Excerpts from Jim Conrad's
Naturalist Newsletter

Pigeonberry, Rouge-Plant, Baby Peppers -- RIVINA HUMILIS

from the December 20, 2009 Newsletter issued from Hacienda Chichen Resort beside Chichén Itzá Ruins, central Yucatán, MÉXICO
PIGEONBERRY

Along trails and at woods edges there's lots of the two- to six-ft-high, herbaceous-looking but woody- based plants bearing racemes of white flowers shown above.

If the plant looks like a diminutive pokeweed it's because usually it's assigned to the Pokeweed Family, the Phytolaccaceae, though some put it into the Petiveria Family, the Petiveriaceae, which I've never heard of. In English it's called Pigeonberry, Rouge-Plant, Baby Peppers and other names. It's RIVINA HUMILIS, and the reason it has English names is that it grows in the US Deep South, as well as the West Indies, and Mexico south into South America. It's a delicate-looking plant but clearly a tough one if it can prosper over such a large distribution.

The flowers, only about 1/8th inch long (4 mm), bear looking at. One with its four swoop-backed sepals, four stamens looking like matchsticks with crooked heads, and the ovary with its slender neck, or style, bent to one side before thrusting the pollen-receiving stigma beyond the clustered anthers is shown below.

flower of Pigeonberry, Rouge-Plant, Baby Peppers -- RIVINA HUMILIS

One wonders why the flower feels the need to bend its style. All Pigeonberry flowers do it, and it seems to be a feature of the whole genus.

As racemes of Pokeweed flowers soon give way to dark purple fruits, Pigeonberry's flowers soon are replaced by glossy, bright red berries, as shown below:

fruits of Pigeonberry, Rouge-Plant, Baby Peppers -- RIVINA HUMILIS

The berries, though very eye-catching with their gaudy redness as you walk along a trail, are small, only about 1/8th inch across (4 mm). Despite one of the plant's names being Baby Peppers, the fruits aren't spicy-hot at all. They taste slightly unpleasant, a little bitter and oily. Birds eat them but not as readily as you'd expect of a fruit so perfectly sized for bird-nibbling and so visible. You see some racemes holding ripe, red fruits for days with no one eating them. Maybe this is explained by a website referring to Pigeonberry as a toxic plant that causes milk taint if cows eat it.
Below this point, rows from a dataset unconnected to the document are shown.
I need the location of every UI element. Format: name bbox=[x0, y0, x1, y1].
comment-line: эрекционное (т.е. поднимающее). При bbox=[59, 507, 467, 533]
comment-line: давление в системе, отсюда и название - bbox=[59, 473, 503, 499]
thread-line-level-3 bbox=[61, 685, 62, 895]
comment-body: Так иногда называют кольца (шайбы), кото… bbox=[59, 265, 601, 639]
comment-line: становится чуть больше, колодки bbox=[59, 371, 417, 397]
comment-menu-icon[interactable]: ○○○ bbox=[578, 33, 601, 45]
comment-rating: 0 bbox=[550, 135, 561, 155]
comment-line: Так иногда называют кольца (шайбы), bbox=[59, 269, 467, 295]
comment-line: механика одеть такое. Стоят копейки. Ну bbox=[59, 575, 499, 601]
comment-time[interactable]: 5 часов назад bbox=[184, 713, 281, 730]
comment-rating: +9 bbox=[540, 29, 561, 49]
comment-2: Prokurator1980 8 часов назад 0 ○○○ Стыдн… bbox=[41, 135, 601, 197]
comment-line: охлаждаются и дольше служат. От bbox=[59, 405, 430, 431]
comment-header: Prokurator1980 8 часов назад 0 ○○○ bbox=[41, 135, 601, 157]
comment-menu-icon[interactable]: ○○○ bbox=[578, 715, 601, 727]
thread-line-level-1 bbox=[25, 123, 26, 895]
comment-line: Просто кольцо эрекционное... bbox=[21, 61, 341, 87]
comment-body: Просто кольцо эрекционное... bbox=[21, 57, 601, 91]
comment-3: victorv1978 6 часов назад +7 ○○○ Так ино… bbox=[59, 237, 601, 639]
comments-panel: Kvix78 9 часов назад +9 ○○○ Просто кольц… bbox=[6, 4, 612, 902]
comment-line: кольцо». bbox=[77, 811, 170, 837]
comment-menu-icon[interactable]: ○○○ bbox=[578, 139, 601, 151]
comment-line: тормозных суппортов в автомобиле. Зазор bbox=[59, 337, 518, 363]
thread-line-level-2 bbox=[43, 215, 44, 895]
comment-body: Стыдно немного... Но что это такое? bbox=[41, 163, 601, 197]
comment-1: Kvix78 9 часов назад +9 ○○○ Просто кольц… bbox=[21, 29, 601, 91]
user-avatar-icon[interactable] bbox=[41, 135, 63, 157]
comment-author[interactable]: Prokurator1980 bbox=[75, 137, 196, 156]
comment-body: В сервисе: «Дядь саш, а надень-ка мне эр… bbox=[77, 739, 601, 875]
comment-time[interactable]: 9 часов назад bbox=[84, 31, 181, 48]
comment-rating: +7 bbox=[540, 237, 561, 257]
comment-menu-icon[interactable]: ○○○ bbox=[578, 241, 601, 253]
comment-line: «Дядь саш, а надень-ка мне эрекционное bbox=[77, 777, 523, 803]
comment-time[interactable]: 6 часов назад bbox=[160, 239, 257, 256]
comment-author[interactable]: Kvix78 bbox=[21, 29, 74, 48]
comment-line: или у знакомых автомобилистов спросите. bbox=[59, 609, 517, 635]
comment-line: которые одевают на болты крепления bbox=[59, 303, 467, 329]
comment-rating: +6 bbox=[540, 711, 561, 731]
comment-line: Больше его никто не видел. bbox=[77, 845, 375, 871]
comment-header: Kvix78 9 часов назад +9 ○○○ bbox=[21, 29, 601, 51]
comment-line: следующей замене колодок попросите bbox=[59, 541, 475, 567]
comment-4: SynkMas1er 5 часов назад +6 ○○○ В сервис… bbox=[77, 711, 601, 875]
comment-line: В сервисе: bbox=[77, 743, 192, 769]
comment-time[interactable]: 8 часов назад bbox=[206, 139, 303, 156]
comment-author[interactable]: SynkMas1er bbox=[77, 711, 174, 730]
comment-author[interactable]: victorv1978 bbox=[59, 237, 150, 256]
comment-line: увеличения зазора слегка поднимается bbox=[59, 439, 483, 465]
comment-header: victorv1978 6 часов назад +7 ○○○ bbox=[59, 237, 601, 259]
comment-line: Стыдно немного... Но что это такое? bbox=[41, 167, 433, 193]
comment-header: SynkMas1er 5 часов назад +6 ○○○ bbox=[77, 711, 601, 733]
Also I read that juice from the berries once was used as a dye and ink, and that the fruits contain a pigment known as Rivianin or Rivinianin, which is very similar to betanin, the pigment found in beets.

In tropical and subtropical areas Pigeonberry makes a fine groundcover in places too shaded for other plants. In deep shade it simply grows smaller than where it has plenty of sunlight, but it still produces pretty racemes of white flowers followed by crimson berries of questionable edibility.